Eh bien, ce n’est même plus le cas !
À n’en pas douter, Bachar Al-Assad a voulu tester les limites tolérées par les puissances occidentales qui tentent de mettre un frein à la répression sanglante qu’il inflige à une partie des populations de Syrie et d’imposer une solution politique, à laquelle tout le monde est évidemment attentif.
En faisant cela, ce régime vacillant, et non pas renforcé, commet une double forfaiture.
Il a franchi une « ligne rouge », tracée par la convention sur les armes chimiques de 1925, qui fut la réponse logique, humaniste et justifiée à l’horreur des gaz de combat employés de façon massive lors de la Première Guerre mondiale et dont furent victimes des centaines de milliers de combattants.
Bachar Al-Assad peut arguer qu’il se situe en dehors du champ de cette convention. C’est d’ailleurs ce qu’il sous-entend dans un entretien accordé à un quotidien français, quand il est interrogé sur la détention par l’armée syrienne de stocks d’armes chimiques. Mais la communauté internationale, à commencer par le secrétaire général des Nations unies, considère, à juste titre, qu’il s’agit bien d’un crime contre l’humanité. C’est la première forfaiture.
Les combattants n’étaient même pas les seules cibles de l’attaque du 21 août. Ce sont des civils, des femmes, des enfants qui ont payé le plus lourd tribut à cette attaque aux portes de Damas. Ces femmes et ces enfants représentent la moitié des victimes. Il est inutile d’employer le conditionnel : nous avons vu des photos, nous avons des preuves !
Seconde forfaiture insupportable, ultime : cette nouvelle marche dans l’escalade de l’horreur intervient alors même que ce conflit a engendré, en deux ans et demi, 3 millions de réfugiés et de déplacés. Le Haut Commissariat aux réfugiés estime à 1 million le nombre d’enfants aujourd’hui exilés. C’est donc toute une génération qui est en situation de détresse. Imaginez, mes chers collègues, les conséquences de cette situation, pour la Syrie, tout d’abord, mais également, dans les années à venir, pour les autres pays de la région touchés par le conflit.

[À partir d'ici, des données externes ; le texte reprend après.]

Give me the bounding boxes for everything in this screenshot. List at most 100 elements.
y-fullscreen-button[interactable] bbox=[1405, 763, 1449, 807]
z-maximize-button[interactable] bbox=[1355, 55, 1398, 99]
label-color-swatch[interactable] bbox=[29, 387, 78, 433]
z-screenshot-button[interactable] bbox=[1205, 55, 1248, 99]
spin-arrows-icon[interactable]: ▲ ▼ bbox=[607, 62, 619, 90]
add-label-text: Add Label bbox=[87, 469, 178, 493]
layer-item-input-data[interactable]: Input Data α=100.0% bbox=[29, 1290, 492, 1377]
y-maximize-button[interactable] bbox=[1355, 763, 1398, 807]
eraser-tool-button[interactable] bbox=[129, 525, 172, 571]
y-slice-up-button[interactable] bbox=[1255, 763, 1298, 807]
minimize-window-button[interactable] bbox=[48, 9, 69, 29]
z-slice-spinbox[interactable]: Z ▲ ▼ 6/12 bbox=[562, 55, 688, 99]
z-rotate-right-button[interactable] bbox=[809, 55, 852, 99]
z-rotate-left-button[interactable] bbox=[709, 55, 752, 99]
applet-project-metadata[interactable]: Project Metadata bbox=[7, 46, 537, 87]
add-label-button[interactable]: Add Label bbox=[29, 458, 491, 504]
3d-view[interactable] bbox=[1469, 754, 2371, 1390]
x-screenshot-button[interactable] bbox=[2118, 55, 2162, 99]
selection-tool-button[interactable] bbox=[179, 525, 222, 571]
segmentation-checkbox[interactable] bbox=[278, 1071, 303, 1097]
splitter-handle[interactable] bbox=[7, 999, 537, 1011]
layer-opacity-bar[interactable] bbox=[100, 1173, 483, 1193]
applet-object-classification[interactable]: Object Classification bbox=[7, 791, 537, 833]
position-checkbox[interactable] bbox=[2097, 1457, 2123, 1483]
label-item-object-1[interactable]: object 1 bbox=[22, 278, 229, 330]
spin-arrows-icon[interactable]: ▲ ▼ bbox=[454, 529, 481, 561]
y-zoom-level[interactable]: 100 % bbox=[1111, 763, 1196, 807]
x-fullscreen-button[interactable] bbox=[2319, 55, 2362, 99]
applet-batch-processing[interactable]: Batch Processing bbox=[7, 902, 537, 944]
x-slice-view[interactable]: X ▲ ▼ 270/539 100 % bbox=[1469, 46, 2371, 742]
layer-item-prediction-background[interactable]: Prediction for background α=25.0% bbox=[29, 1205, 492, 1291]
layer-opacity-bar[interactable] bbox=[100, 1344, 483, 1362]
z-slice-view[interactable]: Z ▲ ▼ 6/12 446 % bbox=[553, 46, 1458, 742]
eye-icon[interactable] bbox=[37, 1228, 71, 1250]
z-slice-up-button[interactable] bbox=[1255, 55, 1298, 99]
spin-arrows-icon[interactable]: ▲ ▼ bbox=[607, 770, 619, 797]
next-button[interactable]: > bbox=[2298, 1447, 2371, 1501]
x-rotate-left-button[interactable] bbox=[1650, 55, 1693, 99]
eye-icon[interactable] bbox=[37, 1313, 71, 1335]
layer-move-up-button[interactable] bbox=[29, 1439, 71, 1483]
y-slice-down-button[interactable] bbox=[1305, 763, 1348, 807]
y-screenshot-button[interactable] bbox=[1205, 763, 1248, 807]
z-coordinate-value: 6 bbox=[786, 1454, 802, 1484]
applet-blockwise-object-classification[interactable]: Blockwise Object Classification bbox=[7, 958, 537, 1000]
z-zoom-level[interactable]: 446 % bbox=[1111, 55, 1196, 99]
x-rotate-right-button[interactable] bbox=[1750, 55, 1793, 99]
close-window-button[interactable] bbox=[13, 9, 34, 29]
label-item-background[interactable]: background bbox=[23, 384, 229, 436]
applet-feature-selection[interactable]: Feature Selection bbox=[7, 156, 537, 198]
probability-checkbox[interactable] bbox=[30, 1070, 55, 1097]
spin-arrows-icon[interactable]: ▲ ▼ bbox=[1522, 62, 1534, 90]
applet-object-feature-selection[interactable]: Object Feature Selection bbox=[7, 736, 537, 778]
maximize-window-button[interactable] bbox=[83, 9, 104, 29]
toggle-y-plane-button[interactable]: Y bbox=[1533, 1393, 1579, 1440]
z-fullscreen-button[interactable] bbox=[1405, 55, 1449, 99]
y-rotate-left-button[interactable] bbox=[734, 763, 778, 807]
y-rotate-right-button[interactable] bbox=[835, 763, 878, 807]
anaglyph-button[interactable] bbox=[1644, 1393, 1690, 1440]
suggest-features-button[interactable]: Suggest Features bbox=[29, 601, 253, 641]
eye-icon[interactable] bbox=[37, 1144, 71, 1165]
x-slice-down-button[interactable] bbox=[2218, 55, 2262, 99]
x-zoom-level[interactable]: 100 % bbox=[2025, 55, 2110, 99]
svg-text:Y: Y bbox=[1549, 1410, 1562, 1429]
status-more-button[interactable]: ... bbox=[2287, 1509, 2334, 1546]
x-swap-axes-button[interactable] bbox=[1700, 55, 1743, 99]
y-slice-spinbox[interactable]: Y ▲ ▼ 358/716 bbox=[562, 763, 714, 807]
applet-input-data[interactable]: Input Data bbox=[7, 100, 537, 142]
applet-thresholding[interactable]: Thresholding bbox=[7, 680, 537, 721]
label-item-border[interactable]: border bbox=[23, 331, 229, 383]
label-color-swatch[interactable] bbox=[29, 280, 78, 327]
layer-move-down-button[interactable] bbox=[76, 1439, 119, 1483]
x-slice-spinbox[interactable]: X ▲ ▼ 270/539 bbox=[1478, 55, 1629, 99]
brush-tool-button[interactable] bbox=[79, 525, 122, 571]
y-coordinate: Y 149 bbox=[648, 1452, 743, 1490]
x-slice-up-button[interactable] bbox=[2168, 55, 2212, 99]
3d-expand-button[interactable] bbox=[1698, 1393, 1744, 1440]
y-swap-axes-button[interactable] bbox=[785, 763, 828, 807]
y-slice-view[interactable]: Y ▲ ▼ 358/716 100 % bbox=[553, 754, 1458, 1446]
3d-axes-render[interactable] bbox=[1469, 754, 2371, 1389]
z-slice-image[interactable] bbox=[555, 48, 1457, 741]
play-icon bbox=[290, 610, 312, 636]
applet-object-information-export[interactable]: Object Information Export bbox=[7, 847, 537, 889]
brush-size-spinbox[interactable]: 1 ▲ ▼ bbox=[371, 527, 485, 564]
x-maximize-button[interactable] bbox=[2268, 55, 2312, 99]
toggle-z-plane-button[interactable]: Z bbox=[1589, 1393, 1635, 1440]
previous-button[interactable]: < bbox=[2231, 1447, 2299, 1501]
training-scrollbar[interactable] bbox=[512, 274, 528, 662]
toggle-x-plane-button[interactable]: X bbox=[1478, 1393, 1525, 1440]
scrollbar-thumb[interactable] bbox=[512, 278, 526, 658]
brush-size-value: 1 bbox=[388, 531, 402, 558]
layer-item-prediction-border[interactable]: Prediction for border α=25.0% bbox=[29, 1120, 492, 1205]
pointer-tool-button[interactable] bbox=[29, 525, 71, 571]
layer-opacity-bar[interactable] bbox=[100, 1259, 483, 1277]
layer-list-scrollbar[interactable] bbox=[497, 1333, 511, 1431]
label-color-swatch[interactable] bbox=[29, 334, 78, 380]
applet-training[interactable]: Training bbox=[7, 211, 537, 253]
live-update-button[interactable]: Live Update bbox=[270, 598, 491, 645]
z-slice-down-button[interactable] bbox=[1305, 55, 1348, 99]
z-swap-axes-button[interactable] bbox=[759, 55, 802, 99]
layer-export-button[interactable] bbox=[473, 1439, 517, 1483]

Alors, que devons-nous faire ? Quel est notre devoir ?
J’ai écouté avec intérêt l’intervention de notre collègue Jean-Pierre Raffarin, qui a exposé toutes les raisons de ne rien faire. Je pense, pour ma part, que la communauté internationale, la France, ses alliés ne peuvent pas rester inactifs face à cette nouvelle tragédie ! Elle ne peut se contenter d’une simple condamnation morale, qui n’atteindra jamais un tel régime ! Celui-ci n’a que faire des préoccupations humanitaires ; seules sa propre survie et celle du clan au pouvoir le préoccupent depuis des années : il est prêt à toutes les extrémités pour les assurer, et si nous restons les bras croisés, les choses empireront.
Nous avons donc le devoir de l’arrêter, de mettre un coup d’arrêt à l’utilisation d’armes chimiques : c’est cela, le sujet de notre débat d’aujourd’hui, et non pas de savoir s’il faut ou non voter ; sur quoi voterions-nous, d’ailleurs ?
Nous ne savons pas si nous obtiendrons l’aval de la Russie – ce serait certes largement préférable ! –, et donc la résolution des Nations unies qui permettrait de conférer une légalité absolue à une intervention militaire. Pour autant, il s’agit bien de faire respecter le droit international ; les arguments en faveur de la légitimité d’une action coercitive ne manquent pas et méritent d’être entendus.
Même si la Syrie n’est pas partie prenante à la Convention pour l’interdiction des armes chimiques signée en 1993, l’emploi des armes de cette nature constitue incontestablement une violation du droit international. Comme l’a déclaré le secrétaire général des Nations unies le 21 août 2013, « toute utilisation d’armes chimiques par un quelconque camp et en n’importe quelle circonstance constituerait une violation du droit international humanitaire ». C’est légitime ! Un régime politique, quel qu’il soit, ne saurait s’exonérer du respect d’un socle minimum de valeurs et de principes qui sont au fondement même de la communauté des humains. L’interdiction de l’emploi d’armes de destruction massive contre des populations civiles en fait naturellement partie. À ce propos, nous nous félicitons que la Coalition nationale syrienne s’engage, comme vous l’avez rappelé voilà quelques jours, monsieur le ministre des affaires étrangères, à proscrire les armes chimiques dans un avenir que nous espérons proche.